David Scott, Chief of Police
59 Main St.
Pepperell, MA 01463
For Immediate Release
Tuesday, June 17, 2014
Contact: John Guilfoil
Email: [email protected]
Pepperell Police Chief Discusses Override, Which Failed Monday by 6 Votes
Moldy Police Station, Lack of Drug Education Funding, No Detective Unit All Hurt Town
Two Police Officers to be Cut
PEPPERELL — Voters failed to pass a tax override vote Monday that would have injected $1.1 million into the town’s operational and capital budgets. The override failed by six votes. The Town of Pepperell has been battling a structural deficit for several years and it has been taking its toll on the police department.
“It’s no secret we have a mold problem in our 115-year-old building,” Police Chief David Scott said, “We are still piecing money together for the mold remediation and to get us back into the building, but for now, we will continue to work out of trailers.”
The Pepperell Police department has been functioning out of two temporary trailers in their front parking lot since March.
“We will be in our trailers at least through the summer,” Chief Scott said. The Chief met with Town Administrator John Moak yesterday to discuss possible funding options to get his men and women back into the Public Safety Complex, and out of the parking lot.
The failed override means a lack of funding to properly maintain the public safety complex and other town buildings, but a more immediate concern to the town is a lack of police manpower.
Cutbacks have forced PPD to take its only detective away from investigations and put him on patrol to fill the midnight shift.

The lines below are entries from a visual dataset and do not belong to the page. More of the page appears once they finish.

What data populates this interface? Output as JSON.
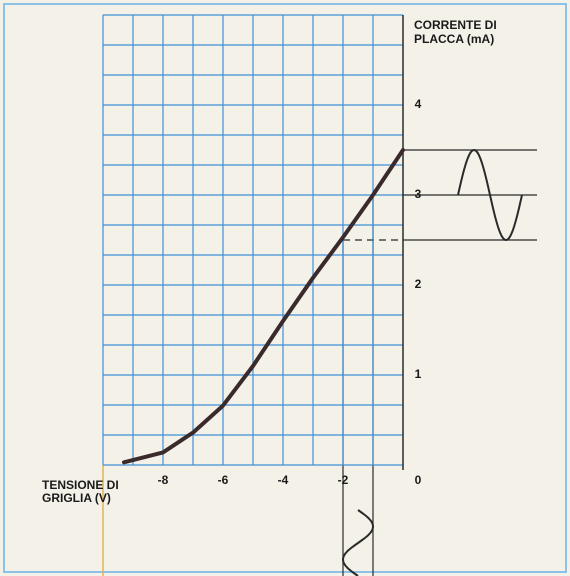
{
  "chart_data": {
    "type": "line",
    "y_label": [
      "CORRENTE DI",
      "PLACCA (mA)"
    ],
    "x_label": [
      "TENSIONE DI",
      "GRIGLIA (V)"
    ],
    "x": [
      -9.3,
      -8,
      -7,
      -6,
      -5,
      -4,
      -3,
      -2,
      -1,
      0
    ],
    "series": [
      {
        "color": "#3a2a2c",
        "values": [
          0.03,
          0.14,
          0.36,
          0.66,
          1.1,
          1.6,
          2.08,
          2.53,
          3.0,
          3.5
        ]
      }
    ],
    "xlim": [
      -10,
      0
    ],
    "xticks": [
      -8,
      -6,
      -4,
      -2
    ],
    "ylim": [
      0,
      5
    ],
    "yticks": [
      0,
      1,
      2,
      3,
      4
    ],
    "grid_color": "#3f8fd8"
  }
}
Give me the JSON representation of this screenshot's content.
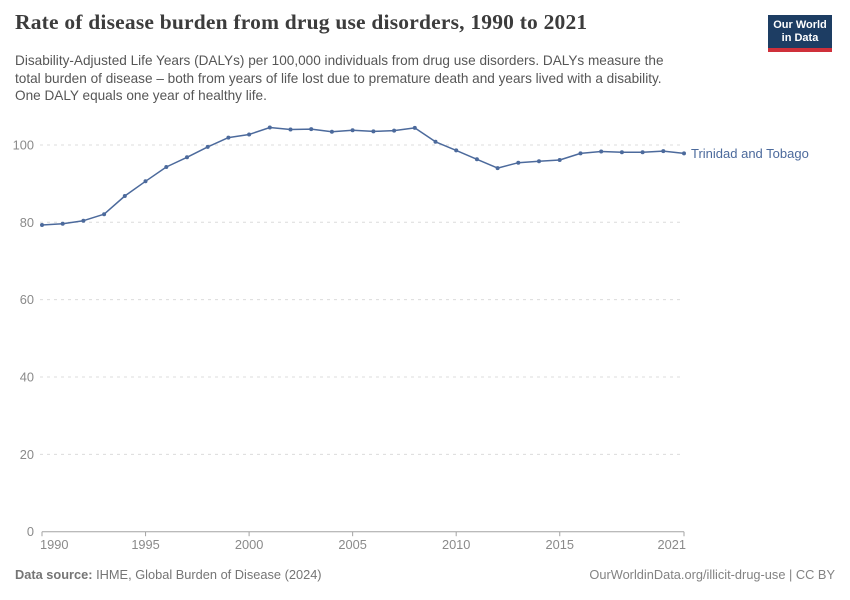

“When I got hired 20 years ago, we were at 14 sworn employees,” said Scott. “As the town grew, so did we, up to 18 full-timers in 2009 when the financial issues started. Now we are back down to 14 officers again. Our detective has been moved to midnight shift patrol. Our overtime budget is insufficient. Training will suffer even more than it has over the last several years. We won’t be getting the cruisers we need. All of this adds up, and when you factor in a heroin problem that the Governor has declared to be a public health emergency, it adds up even more.”
Chief Scott is also concerned about the reputation of his department.
“We have a lot of great people that work here at the Pepperell Police Department, but this constant lack of funding is not going to attract talented young people to come work here,” he said. “Votes like this have an impact beyond the current loss of two more officers.”
Several programs have been cut from the department over the past several years, including youth and drug education programs like D.A.R.E.
Scott said the loss of the drug prevention program coupled with the loss of his only detective position is a bad combination for Pepperell.
“Drugs are an issue in every city and town,” he said “and a police department needs both prevention and enforcement to help the community battle the issue.”
Pepperell has had five drug overdose deaths since 2012, more than all of its neighbors, combined, and more than any other community in North-West Middlesex County. Locally in Massachusetts, only Lowell and Billerica have endured more overdose deaths in the past three years.
The members of the department will return to their 115 year old building — which just had mold removed and still lacks air conditioning for air circulation — today temporarily for training in their second floor training room. When the building was renovated in the 1980’s from a school into a public safety complex, the second floor was untouched due to funding issues.
“It was part of phase two of the three phase renovation that was never completed. We have to wait until June to do some of our training to make sure we have the funding and unfortunately it gets warm up there, but we manage,” Chief Scott said. “It’s kind of embarrassing, but the guys that have been here a while are used to these types of issues. It’s the young guys that keep leaving that make me nervous. The last two to leave were Pepperell kids that left for other departments. It’s tough for them to be constantly on the chopping block. It’s too bad. They are good cops and good people.”
Chief Scott plans to continue the fight to get his men and his programs back. The Department will also seek grant funding from a variety of sources.
“We need to get back into the schools, but we are just covering our basic shifts and mandatory training at this point,” Chief Scott said. “These guys are dedicated. They will come running as aggressively as ever, every time someone calls 911. We’ll survive. We have to.”